MELILLA 30 ago. (EUROPA PRESS) -
O primeiro vice-presidente da Cidade Autônoma de Melilla, Miguel Marín Cobos (PP), acusou o governo de Pedro Sánchez de agir com “cinismo” depois que o Executivo central tenha exigido que o Partido Popular contribua para “diminuir a tensão” em Ceuta diante da crise migratória que a cidade autônoma está enfrentando.
Miguel Marín condenou a “inércia, a negligência e o abandono” que, em sua opinião, o governo da Espanha está demonstrando diante da situação em Ceuta e questionou “a capacidade do Executivo central de oferecer uma resposta e pôr fim à crise”, após a chegada irregular, entre os dias 30 e 31 de julho, de mais de 70 mil pessoas provenientes do Marrocos.
O líder do governo de Melilha considerou especialmente repreensível que, após a gestão realizada pelo Executivo central, “se exija agora que o PP contribua para diminuir a tensão”. Nesse sentido, ele defendeu que “a responsabilidade de garantir o controle das fronteiras e de dar uma resposta à situação cabe ao Governo da Espanha”.
O secretário-geral do PP de Melilha também destacou a necessidade de agir diante das entradas irregulares registradas em Ceuta e exigiu o “retorno imediato” das pessoas que tenham entrado de forma irregular na cidade autônoma.
O primeiro vice-presidente de Melilla ressaltou que “a situação em Ceuta afeta diretamente Melilla devido à condição comum de ambas serem cidades espanholas situadas na fronteira externa da União Europeia”. Por isso, exigiu “uma atuação firme do Estado e uma resposta que permita recuperar o controle da situação e evitar que a crise se espalhe ou gere novas pressões sobre Melilla”.
O “número dois” do governo presidido por Juan José Imbroda na cidade espanhola do norte da África denunciou a “passividade” com que, em sua opinião, o governo central tem enfrentado a crise migratória que atinge Ceuta e considerou “irresponsável” a atuação do presidente Pedro Sánchez e de seus ministros diante de uma situação que, em sua opinião, exigia a adoção de medidas excepcionais.

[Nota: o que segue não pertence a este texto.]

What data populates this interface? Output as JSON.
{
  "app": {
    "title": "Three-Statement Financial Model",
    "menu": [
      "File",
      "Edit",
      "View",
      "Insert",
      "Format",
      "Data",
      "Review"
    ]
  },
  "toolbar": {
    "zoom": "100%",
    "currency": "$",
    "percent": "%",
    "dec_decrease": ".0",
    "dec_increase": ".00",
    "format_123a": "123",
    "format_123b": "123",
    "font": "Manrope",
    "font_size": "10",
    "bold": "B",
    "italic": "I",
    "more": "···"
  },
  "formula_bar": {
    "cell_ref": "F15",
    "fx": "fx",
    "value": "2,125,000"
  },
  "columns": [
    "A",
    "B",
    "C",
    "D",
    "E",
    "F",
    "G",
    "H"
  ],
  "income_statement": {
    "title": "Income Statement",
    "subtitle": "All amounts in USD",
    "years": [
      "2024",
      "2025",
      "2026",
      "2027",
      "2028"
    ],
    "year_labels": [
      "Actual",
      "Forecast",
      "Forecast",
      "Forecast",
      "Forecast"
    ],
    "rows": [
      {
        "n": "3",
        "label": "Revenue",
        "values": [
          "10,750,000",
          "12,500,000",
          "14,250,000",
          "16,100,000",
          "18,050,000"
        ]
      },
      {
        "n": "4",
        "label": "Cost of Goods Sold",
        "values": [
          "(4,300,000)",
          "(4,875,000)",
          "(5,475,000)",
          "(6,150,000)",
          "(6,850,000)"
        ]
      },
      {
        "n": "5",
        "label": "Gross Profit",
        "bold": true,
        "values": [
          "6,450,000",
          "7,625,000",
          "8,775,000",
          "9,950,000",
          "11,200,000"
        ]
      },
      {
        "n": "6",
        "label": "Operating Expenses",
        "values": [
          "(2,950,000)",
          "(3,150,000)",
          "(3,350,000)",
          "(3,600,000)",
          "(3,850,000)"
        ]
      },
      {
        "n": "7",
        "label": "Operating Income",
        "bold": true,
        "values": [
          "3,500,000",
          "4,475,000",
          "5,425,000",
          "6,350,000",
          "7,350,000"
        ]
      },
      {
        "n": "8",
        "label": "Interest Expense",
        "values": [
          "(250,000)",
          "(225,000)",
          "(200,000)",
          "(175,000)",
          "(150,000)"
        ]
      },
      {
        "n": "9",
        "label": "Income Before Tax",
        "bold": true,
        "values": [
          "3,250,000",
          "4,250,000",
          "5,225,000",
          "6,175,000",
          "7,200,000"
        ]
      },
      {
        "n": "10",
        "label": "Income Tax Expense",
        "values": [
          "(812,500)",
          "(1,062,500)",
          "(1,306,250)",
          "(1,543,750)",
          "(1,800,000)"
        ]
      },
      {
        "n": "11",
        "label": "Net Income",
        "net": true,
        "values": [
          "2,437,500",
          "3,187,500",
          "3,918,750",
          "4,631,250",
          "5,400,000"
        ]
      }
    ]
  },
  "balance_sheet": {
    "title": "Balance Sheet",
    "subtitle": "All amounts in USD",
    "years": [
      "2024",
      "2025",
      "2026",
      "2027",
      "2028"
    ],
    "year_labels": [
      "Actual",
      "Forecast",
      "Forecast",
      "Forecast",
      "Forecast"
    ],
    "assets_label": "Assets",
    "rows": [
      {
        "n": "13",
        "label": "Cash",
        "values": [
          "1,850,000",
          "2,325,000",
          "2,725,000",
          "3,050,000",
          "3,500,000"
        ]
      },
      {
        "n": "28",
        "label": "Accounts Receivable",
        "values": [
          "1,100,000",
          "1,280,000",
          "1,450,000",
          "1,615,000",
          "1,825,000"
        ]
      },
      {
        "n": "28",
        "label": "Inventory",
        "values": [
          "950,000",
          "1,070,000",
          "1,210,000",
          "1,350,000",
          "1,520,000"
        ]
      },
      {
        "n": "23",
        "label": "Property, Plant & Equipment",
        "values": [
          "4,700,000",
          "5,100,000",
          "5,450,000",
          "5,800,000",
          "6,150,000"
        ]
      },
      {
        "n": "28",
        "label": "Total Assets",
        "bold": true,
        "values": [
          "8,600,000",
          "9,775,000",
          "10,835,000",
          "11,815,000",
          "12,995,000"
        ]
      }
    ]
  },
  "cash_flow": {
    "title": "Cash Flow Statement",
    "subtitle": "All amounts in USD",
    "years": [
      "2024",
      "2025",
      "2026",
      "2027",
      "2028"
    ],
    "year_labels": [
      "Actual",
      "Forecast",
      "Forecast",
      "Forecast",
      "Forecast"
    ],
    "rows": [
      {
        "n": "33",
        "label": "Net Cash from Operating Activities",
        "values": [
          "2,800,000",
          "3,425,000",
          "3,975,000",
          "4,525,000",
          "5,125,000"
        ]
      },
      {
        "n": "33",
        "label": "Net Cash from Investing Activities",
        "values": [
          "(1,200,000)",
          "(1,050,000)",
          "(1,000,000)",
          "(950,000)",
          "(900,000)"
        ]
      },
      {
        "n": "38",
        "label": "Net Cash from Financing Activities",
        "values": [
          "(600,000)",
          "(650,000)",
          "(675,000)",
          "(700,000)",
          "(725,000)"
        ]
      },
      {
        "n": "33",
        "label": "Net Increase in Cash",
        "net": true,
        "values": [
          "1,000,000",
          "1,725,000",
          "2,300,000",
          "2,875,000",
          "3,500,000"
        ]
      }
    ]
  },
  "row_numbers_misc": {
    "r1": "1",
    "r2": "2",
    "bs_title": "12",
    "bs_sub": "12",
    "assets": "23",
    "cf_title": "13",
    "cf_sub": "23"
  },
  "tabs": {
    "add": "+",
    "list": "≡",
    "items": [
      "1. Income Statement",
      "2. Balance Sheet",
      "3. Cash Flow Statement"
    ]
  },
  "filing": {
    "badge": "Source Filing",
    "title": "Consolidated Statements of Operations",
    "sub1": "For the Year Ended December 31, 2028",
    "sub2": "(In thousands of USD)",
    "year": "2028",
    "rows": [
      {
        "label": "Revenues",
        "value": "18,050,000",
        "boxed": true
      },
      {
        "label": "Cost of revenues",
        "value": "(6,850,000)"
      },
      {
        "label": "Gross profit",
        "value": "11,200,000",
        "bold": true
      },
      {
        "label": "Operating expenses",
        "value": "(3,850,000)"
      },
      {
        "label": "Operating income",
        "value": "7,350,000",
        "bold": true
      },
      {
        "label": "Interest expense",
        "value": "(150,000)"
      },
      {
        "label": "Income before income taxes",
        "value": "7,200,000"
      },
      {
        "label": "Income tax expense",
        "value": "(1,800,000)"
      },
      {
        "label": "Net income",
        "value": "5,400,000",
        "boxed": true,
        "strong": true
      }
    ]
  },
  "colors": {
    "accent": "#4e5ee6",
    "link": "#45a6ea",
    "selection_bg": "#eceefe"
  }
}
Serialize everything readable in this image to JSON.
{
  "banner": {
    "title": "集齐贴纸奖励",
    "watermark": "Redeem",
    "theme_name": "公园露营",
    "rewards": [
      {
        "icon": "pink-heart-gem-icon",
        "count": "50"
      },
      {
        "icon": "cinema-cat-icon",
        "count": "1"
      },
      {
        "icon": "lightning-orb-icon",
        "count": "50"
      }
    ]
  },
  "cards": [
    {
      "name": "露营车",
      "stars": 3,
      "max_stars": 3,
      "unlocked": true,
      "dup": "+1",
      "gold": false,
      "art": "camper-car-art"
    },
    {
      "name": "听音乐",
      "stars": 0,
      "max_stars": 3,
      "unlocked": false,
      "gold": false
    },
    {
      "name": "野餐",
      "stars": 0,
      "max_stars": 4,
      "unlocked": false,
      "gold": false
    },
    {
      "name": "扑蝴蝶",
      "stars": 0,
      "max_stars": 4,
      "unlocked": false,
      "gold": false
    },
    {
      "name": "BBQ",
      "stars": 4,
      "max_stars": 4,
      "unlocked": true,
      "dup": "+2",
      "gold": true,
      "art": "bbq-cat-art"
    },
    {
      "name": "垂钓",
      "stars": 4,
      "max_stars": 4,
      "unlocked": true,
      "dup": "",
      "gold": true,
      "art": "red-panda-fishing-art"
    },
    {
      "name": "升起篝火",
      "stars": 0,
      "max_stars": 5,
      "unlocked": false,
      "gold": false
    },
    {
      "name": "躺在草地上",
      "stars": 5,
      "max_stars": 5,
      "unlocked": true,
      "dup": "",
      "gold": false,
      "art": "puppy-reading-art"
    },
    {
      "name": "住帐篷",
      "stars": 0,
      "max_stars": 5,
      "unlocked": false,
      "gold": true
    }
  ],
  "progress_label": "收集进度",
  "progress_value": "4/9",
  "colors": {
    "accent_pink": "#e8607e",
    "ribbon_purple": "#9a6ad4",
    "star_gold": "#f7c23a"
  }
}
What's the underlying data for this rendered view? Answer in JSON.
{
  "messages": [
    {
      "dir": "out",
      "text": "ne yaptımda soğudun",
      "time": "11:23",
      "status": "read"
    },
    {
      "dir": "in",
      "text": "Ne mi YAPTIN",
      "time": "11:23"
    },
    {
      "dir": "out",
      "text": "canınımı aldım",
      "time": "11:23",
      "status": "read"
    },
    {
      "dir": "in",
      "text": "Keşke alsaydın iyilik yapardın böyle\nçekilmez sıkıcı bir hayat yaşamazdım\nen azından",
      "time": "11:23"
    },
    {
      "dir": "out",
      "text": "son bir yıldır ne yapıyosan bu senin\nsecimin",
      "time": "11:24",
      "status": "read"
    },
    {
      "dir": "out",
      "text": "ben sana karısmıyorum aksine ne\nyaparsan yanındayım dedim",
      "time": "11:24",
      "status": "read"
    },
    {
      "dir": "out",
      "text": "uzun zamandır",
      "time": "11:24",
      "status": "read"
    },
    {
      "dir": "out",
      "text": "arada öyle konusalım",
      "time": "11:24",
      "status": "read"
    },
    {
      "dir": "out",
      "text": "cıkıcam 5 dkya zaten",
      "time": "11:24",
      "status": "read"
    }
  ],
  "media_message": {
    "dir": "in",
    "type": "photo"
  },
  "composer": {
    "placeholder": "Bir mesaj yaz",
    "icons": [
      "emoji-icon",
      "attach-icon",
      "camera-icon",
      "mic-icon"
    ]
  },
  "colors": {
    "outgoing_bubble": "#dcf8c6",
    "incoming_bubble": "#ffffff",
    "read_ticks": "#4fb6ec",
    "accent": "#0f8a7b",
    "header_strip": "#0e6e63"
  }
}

Marín questionou especialmente os tempos de resposta do Executivo e destacou que “a ativação do Conselho de Segurança Nacional ocorreu tarde demais, quando a crise já havia assumido uma dimensão extraordinária e estava gerando consequências significativas para a cidade autônoma”.
O líder do Partido Popular considera que a situação vivida em Ceuta desde o final de julho “exigia uma ação imediata e coordenada por parte do Estado”, por se tratar de uma crise que afeta não apenas a gestão migratória, “mas também a segurança, os serviços públicos e a própria capacidade de resposta de uma cidade fronteiriça”.